The second image is also a self-portrait. When I was thinking about how equality can occur in a society, I came up with two parts that need to go through to successfully balance polarity. The first part is standing up for oneself, which includes rebellion, anger, aggression. The second part is an increase in self-worth – a change in the internal setting, which by radiating to the outside world changes the attitude of the outside world towards radiating persons. The picture shows a woman shaping a man’s penis with her hand in her pants. I depict here an inner man (according to Jungian theory of the inner family), whose discovery, experience in a woman increases the ability to stand up for one’s own experience, feelings and emotions. It is not a purely masculine energy that creates, fighting in the outside world, but rather an inner masculine energy that stands behind the inner processes.
In both paintings, I use myself as a helper, because here I present my personal view with respect to various different experiences of Black life. And because here I do not express an insight for a group of people, but purely for me an individual.

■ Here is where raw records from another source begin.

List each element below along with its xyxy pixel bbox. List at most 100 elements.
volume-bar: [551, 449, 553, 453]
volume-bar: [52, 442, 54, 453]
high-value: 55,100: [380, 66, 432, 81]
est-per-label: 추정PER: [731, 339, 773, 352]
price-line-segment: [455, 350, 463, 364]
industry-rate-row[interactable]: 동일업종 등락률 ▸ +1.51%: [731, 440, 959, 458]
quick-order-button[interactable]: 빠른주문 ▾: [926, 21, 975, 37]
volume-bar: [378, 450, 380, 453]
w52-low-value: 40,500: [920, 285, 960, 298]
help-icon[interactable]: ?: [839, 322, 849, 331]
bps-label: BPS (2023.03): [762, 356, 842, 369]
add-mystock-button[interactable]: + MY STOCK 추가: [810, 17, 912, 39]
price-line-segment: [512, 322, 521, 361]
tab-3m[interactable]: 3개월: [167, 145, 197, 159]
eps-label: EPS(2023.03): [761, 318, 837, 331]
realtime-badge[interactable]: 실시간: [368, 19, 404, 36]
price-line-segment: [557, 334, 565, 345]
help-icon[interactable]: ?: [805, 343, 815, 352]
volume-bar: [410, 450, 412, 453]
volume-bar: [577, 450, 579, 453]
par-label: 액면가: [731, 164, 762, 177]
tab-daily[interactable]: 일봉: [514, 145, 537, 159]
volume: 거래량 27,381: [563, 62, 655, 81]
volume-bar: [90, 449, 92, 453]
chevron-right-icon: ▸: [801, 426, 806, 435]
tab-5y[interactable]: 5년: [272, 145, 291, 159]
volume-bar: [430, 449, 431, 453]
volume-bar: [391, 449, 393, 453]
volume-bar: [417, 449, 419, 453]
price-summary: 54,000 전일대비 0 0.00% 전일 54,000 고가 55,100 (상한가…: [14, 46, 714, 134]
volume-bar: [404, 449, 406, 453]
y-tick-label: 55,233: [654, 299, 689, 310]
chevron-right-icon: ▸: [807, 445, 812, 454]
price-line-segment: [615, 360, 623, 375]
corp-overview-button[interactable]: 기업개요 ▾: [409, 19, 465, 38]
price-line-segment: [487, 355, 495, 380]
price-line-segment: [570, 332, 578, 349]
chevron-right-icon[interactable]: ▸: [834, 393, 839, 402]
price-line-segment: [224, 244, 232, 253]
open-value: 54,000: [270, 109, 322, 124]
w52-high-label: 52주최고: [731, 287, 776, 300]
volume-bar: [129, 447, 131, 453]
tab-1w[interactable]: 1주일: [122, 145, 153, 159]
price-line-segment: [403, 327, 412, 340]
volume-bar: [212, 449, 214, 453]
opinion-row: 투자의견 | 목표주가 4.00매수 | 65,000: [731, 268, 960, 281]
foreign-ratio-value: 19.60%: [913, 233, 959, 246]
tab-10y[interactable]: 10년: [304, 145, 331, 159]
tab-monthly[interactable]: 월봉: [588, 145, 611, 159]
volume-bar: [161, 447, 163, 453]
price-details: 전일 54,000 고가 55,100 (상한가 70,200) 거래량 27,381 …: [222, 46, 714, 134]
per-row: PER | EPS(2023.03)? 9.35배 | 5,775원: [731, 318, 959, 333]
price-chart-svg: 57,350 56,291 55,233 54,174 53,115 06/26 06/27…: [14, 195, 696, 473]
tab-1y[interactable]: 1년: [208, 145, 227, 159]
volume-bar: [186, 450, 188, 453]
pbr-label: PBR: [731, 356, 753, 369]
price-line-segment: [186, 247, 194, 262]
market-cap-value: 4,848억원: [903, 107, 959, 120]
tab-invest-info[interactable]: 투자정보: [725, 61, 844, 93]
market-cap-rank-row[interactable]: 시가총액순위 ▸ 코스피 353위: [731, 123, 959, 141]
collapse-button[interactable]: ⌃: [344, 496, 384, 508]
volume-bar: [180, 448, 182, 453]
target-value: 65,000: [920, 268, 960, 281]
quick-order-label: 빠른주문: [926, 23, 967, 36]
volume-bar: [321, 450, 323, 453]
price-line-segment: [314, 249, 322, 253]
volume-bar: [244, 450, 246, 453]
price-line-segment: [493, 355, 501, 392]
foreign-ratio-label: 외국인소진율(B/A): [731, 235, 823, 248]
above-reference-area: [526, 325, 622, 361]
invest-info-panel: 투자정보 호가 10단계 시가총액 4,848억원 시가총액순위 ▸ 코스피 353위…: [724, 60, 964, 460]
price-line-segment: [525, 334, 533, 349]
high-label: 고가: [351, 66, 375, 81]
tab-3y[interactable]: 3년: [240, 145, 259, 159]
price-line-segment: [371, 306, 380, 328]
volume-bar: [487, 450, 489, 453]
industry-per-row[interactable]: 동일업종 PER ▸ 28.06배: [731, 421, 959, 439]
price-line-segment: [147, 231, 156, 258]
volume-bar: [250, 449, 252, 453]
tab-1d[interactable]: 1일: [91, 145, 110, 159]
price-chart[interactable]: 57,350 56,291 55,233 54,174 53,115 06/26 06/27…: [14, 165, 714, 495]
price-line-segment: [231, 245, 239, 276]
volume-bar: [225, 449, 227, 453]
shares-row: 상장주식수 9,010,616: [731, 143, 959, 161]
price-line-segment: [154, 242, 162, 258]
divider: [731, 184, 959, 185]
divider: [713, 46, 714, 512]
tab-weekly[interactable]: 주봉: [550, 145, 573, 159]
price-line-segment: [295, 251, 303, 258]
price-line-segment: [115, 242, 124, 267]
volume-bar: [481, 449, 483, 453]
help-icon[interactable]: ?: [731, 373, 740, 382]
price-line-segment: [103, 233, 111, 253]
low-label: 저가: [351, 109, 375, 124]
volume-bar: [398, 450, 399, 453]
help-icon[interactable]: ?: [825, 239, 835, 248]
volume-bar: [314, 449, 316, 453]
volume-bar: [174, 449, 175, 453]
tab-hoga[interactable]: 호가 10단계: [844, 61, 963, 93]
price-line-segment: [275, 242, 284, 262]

Formally, the paintings are made of black carbon fabric, which I have been using in my work for about 10 years and the meaning for me is the expression of my African part in me. At the same time, however, it has a strong luster and luminosity. The first image is therefore monochrome black with optical reflections. The second image is made of carbon-aramid fabric. Here, both elements create a black-gold fabric, which is even more optically variable. Installation requires more emphasis on image lighting. As I wrote above, I chose both materials for a strong visual reference to African patterns.
The concept of the joint project with Yvonne Vácha is based on a very personal experience and also the uniqueness of our meeting within the residence. Yvonne is a little closer to African culture, to the roots of our dark part. She grew up with her father, which I unfortunately did not succeed in, and unfortunately I did not have the opportunity to experience, experience or get to know my own African roots at all. During our joint conversations, she mentioned that she masters traditional African dances, which I found absolutely fascinating to be able to learn the rhythm that is so characteristic of this culture. I would like to make a recording, a short video of our teaching, which would be without film aspirations. A pure documentary about the experience and acquisition of the skills of dance, rhythm. Grabbing a piece of something that wasn’t available, but should be a part of it. A small piece to the integrity of personal perception.